Le Mali est toujours empêtré dans cette crise dont l’origine est le coup d’Etat du Capitaine Sanogo. Au Burkina l’arrivée de Damiba au pouvoir a été saluée par une foule en délire, pensant trouver le messie pour endiguer l’hydre terroriste. Au bout de huit petits mois le peuple a déchanté, car les espoirs ont été déçus d’où la liesse populaire quand un autre groupe militaire a chassé le lieutenant-colonel Damiba. Donc le peuple a encore jeté son dévolu sur un autre putschiste qui venait de renverser le lieutenant-colonel Damiba. Ah cette fois-ci le Burkina est tombé sur un oiseau rare en la personne du Capitaine Ibrahim Traoré pour nous débarrasser de ces forces du mal qui sèment désolation et crimes odieux, affirme un citoyen Burkinabé avec force conviction. Le temps est le meilleur juge, mais le doute plane encore sur la capacité de cet autre groupe à pouvoir relever le défi sécuritaire, car l’insécurité a été enfantée par certes une situation géopolitique internationale due non seulement à la désagrégation de la Lybie, à la guerre en Syrie, en Iraq et en Afghanistan, dont les rescapés ont élu domicile au sahel semant la chienlit, mais aussi et surtout par le sous-développement.

A quand la fin de ces cycles infernaux de coup de force pour s’accaparer du pouvoir ?

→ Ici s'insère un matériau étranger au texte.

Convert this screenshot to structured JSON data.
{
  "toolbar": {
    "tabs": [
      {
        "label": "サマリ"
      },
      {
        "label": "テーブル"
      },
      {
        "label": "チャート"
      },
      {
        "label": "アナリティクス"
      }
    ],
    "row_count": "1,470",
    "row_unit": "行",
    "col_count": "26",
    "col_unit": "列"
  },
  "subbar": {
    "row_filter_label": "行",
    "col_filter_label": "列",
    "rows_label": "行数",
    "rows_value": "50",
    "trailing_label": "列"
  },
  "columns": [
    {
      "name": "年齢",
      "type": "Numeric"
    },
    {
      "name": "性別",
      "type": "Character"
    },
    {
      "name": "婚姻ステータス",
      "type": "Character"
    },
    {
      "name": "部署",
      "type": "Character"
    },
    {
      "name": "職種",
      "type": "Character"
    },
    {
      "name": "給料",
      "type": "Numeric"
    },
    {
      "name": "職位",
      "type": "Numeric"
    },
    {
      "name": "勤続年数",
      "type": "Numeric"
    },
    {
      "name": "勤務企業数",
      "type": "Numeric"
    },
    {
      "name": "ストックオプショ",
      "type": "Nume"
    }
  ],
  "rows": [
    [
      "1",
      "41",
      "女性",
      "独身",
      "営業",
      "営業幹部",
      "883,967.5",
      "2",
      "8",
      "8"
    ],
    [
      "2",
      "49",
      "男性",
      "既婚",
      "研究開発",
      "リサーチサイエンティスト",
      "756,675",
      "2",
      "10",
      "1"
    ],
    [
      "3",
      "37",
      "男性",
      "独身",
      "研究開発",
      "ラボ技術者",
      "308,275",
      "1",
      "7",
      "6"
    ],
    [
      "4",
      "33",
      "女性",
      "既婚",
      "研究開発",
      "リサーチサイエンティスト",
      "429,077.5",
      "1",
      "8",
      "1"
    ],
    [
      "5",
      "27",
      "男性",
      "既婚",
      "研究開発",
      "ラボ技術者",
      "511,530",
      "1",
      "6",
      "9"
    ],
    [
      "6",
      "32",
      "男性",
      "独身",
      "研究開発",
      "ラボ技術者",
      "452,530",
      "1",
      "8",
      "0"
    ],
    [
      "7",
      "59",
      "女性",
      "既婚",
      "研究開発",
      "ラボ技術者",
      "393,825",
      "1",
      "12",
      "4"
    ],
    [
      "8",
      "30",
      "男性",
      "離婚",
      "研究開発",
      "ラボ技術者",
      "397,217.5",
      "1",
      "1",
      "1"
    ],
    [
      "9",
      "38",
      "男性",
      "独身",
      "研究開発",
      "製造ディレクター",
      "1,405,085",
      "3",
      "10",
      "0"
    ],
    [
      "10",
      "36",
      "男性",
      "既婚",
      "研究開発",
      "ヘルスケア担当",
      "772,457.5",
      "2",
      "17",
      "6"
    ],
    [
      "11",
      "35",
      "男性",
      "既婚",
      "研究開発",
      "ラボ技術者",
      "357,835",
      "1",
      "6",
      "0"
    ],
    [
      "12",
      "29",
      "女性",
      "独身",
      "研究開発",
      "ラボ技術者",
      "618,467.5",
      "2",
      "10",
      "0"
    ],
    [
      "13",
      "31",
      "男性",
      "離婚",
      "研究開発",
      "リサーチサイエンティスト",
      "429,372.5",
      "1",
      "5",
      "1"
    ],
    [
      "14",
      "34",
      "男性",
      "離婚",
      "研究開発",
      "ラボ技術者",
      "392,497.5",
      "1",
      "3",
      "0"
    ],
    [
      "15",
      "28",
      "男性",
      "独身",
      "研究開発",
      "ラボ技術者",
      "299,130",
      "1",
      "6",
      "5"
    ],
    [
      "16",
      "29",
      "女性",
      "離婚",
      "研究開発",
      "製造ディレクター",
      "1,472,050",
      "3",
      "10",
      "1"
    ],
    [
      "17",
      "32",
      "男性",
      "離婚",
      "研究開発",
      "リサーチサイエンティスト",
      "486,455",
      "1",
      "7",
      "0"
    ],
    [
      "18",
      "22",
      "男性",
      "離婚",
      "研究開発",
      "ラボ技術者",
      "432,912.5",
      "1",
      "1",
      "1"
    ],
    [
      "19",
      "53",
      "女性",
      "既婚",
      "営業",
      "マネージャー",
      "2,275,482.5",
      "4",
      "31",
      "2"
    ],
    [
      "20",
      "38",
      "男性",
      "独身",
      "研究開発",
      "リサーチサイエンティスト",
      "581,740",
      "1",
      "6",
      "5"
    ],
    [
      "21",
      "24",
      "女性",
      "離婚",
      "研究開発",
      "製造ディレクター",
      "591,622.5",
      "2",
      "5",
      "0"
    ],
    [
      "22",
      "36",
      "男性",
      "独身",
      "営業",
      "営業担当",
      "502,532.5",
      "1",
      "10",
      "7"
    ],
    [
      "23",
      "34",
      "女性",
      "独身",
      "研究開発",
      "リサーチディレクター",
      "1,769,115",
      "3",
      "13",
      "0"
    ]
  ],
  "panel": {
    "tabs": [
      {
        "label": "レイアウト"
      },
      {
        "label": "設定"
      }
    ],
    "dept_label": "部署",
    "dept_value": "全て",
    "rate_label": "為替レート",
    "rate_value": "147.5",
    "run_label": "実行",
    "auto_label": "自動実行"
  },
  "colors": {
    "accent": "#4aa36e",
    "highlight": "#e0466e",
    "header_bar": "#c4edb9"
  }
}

A la question de savoir à quand la fin de ces cycles infernaux de coup de force militaire pour arriver au pouvoir, la réponse serait à coup sûr des réformes en profondeur tant sur la plan politique que socio-sécuritaire permettant de doter nos pays d’institutions fortes et indéboulonnables à l’image de celles du Ghana. Pour cela nos pays auront besoin des militaires de la trempe de John Jerry Rawlings ou de Thomas Sankara, désintéressés et patriotes.